Vi capita mai di avvertire una morsa di rigidità al collo, una digestione che sembra non partire mai o quel fastidioso reflusso che si presenta nei momenti di maggiore stanchezza? O ancora, improvvisi sbalzi di pressione, palpitazioni senza apparente motivo e quella sensazione di nebbia mentale che annebbia le giornate? Spesso tendiamo a trattare questi disturbi come problemi separati — consultando l’ortopedico per la cervicale o il gastroenterologo per lo stomaco — senza sospettare che il filo conduttore sia uno solo: una disfunzione o un abbassamento di tono del nervo vago.
Il nervo vago, noto scientificamente come il decimo paio di nervi cranici, rappresenta la componente principale del nostro sistema nervoso parasimpatico. Il suo nome deriva dal latino vagari, ovvero vagabondare, una metafora perfetta per descrivere il suo percorso lungo e articolato che parte dal tronco encefalico, attraversa il collo e il torace, fino a raggiungere le cavità profonde dell’addome.
Agendo come una vera e propria autostrada biologica dell’informazione, il nervo vago costituisce il principale freno del nostro organismo. Quando funziona al meglio, riduce la frequenza cardiaca, favorisce la digestione e modula le risposte infiammatorie, consentendo al corpo di entrare in quello stato di recupero noto come rest and digest, ovvero riposa e digerisci, bilanciando lo stato di allerta o di attacco e fuga tipico del sistema simpatico.
L’influenza del nervo vago si estende a quasi tutti i principali organi vitali. A livello cardiaco, rallenta il battito e abbassa la pressione arteriosa grazie al rilascio di acetilcolina. Nei polmoni, gestisce il ritmo della respirazione e il calibro dei bronchi. Lungo l’apparato digerente, stimola la peristalsi, aumenta la secrezione di succhi gastrici ed enzimi, promuovendo una corretta assimilazione dei nutrienti. Inoltre, innerva la faringe e la laringe, influenzando la deglutizione e il tono della voce, e interagisce con fegato, pancreas e milza per regolare i livelli di zucchero nel sangue e controllare la risposta immunitaria attraverso la cosiddetta via colinergica antinfiammatoria. In ambito clinico è raro parlare di un’infiammazione isolata del nervo vago; si fa piuttosto riferimento a un basso tono vagale o a uno stato di disautonomia. Quando questo circuito si indebolisce, i segnali si diffondono a cascata.
A livello gastrointestinale compaiono nausea, digestione lenta o gastroparesi (una patologia cronica caratterizzata da un ritardato svuotamento gastrico in assenza di un’ostruzione meccanica o fisica). Sul piano cardiovascolare, le alterazioni possono provocare tachicardia improvvisa o repentini cali di pressione. A livello generale e neurologico, la persona può sperimentare vertigini, senso di sbandamento, stanchezza cronica e una maggiore vulnerabilità agli stati d’ansia.

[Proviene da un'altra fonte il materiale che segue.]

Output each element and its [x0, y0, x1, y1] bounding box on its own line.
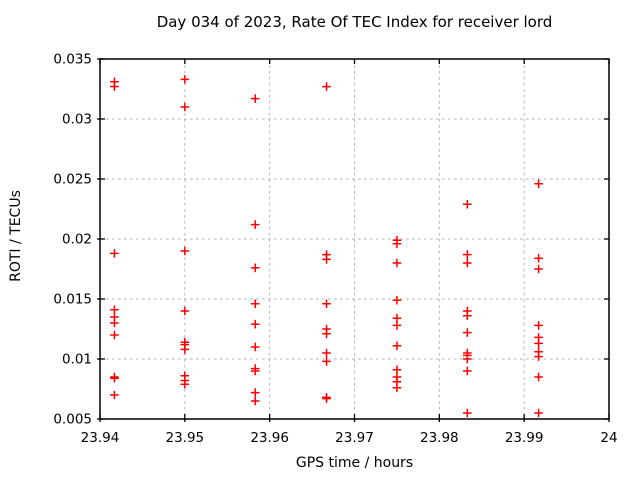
- data-point-marker: [534, 264, 543, 274]
- data-point-marker: [322, 255, 331, 264]
- data-point-marker: [110, 330, 119, 340]
- data-point-marker: [463, 311, 472, 321]
- y-tick-label: 0.035: [53, 52, 92, 68]
- data-point-marker: [534, 339, 543, 348]
- x-tick-label: 23.94: [81, 430, 120, 446]
- data-point-marker: [250, 220, 260, 229]
- data-point-marker: [180, 246, 190, 256]
- data-point-marker: [110, 82, 119, 91]
- data-point-marker: [534, 253, 543, 263]
- data-point-marker: [463, 199, 472, 209]
- data-point-marker: [322, 357, 331, 366]
- data-point-marker: [180, 75, 190, 84]
- data-point-marker: [110, 373, 119, 383]
- data-point-marker: [250, 263, 260, 273]
- data-point-marker: [180, 379, 190, 389]
- data-point-marker: [392, 321, 402, 330]
- data-point-marker: [392, 295, 402, 305]
- data-point-marker: [250, 388, 260, 397]
- data-point-marker: [180, 306, 190, 316]
- data-point-marker: [110, 318, 119, 328]
- data-point-marker: [392, 313, 402, 323]
- y-tick-label: 0.03: [62, 112, 92, 128]
- data-point-marker: [110, 390, 119, 400]
- x-tick-label: 23.97: [335, 430, 374, 446]
- x-tick-label: 23.96: [250, 430, 289, 446]
- data-point-marker: [534, 321, 543, 330]
- data-point-marker: [463, 328, 472, 337]
- data-point-marker: [534, 372, 543, 382]
- y-tick-label: 0.015: [53, 292, 92, 308]
- data-point-marker: [322, 348, 331, 358]
- data-point-marker: [250, 319, 260, 329]
- data-point-marker: [250, 342, 260, 352]
- data-point-marker: [322, 82, 331, 91]
- y-tick-label: 0.005: [53, 412, 92, 428]
- data-point-marker: [534, 408, 543, 418]
- data-point-marker: [322, 329, 331, 339]
- data-point-marker: [463, 408, 472, 418]
- x-axis-label: GPS time / hours: [295, 455, 414, 471]
- y-tick-label: 0.02: [62, 232, 92, 248]
- x-tick-label: 23.98: [420, 430, 459, 446]
- data-point-marker: [250, 396, 260, 406]
- data-point-marker: [110, 249, 119, 258]
- data-point-marker: [322, 299, 331, 309]
- data-point-marker: [534, 352, 543, 361]
- data-point-marker: [250, 94, 260, 103]
- data-point-marker: [250, 299, 260, 309]
- data-point-marker: [180, 345, 190, 354]
- x-tick-label: 24: [600, 430, 617, 446]
- data-point-marker: [322, 394, 331, 403]
- data-point-marker: [463, 354, 472, 364]
- data-point-marker: [250, 366, 260, 376]
- data-point-marker: [392, 365, 402, 375]
- x-tick-label: 23.99: [505, 430, 544, 446]
- data-point-marker: [110, 305, 119, 315]
- data-point-marker: [392, 341, 402, 351]
- x-tick-label: 23.95: [166, 430, 205, 446]
- data-point-marker: [392, 383, 402, 393]
- y-tick-label: 0.025: [53, 172, 92, 188]
- data-point-marker: [180, 102, 190, 112]
- y-tick-label: 0.01: [62, 352, 92, 368]
- data-point-marker: [392, 258, 402, 268]
- chart-title: Day 034 of 2023, Rate Of TEC Index for r…: [156, 13, 553, 31]
- data-point-marker: [463, 250, 472, 259]
- data-point-marker: [392, 239, 402, 249]
- data-point-marker: [463, 366, 472, 376]
- data-point-marker: [534, 179, 543, 189]
- data-point-marker: [463, 258, 472, 268]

Nei casi di ipereccitabilità, si può verificare la classica sincope vasovagale, un improvviso crollo della pressione e della frequenza cardiaca che porta allo svenimento.

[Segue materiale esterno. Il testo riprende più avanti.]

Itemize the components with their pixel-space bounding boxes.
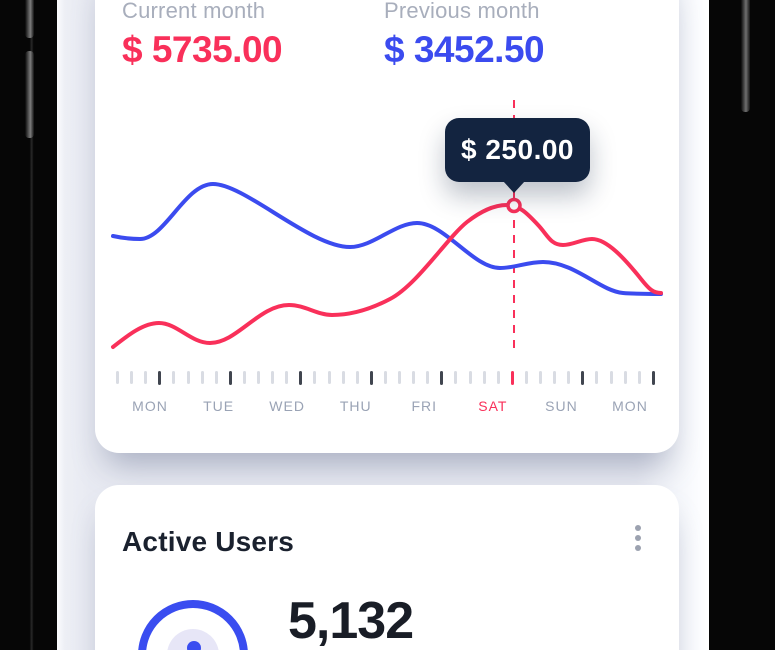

Per riattivare e stimolare il tono vagale attraverso metodi naturali, la respirazione diaframmatica rappresenta lo strumento più immediato, poiché un’espirazione prolungata stimola direttamente il parasimpatico. Anche brevi esposizioni al freddo, come sciacquarsi il viso con acqua ghiacciata, attivano il riflesso d’immersione che stimola il nervo. Allo stesso modo, attività come il canto, la vocalizzazione profonda o i gargarismi sollecitano i muscoli della gola innervati dal vago. Anche le pratiche corporee e il lavoro posturale sulla zona cervicale aiutano a ridurre eventuali tensioni e compressioni meccaniche lungo il suo decorso.
Dal punto di vista medico e farmacologico, si agisce spesso sull’integrazione di magnesio, vitamine del gruppo B per il sostegno della fibra nervosa e probiotici per riequilibrare la comunicazione lungo l’asse intestino-cervello. Nei quadri sintomatici si utilizzano farmaci procinetici per favorire la motilità gastrica, ansiolitici a basse dosi o beta-bloccanti in presenza di sbalzi di pressione o aritmie. Infine, in ambito specialistico per condizioni severe come depressione resistente o epilessia, si ricorre alla stimolazione elettrica vagale (VNS), sia mediante dispositivi impiantabili sia tramite tecnologia transcutanea.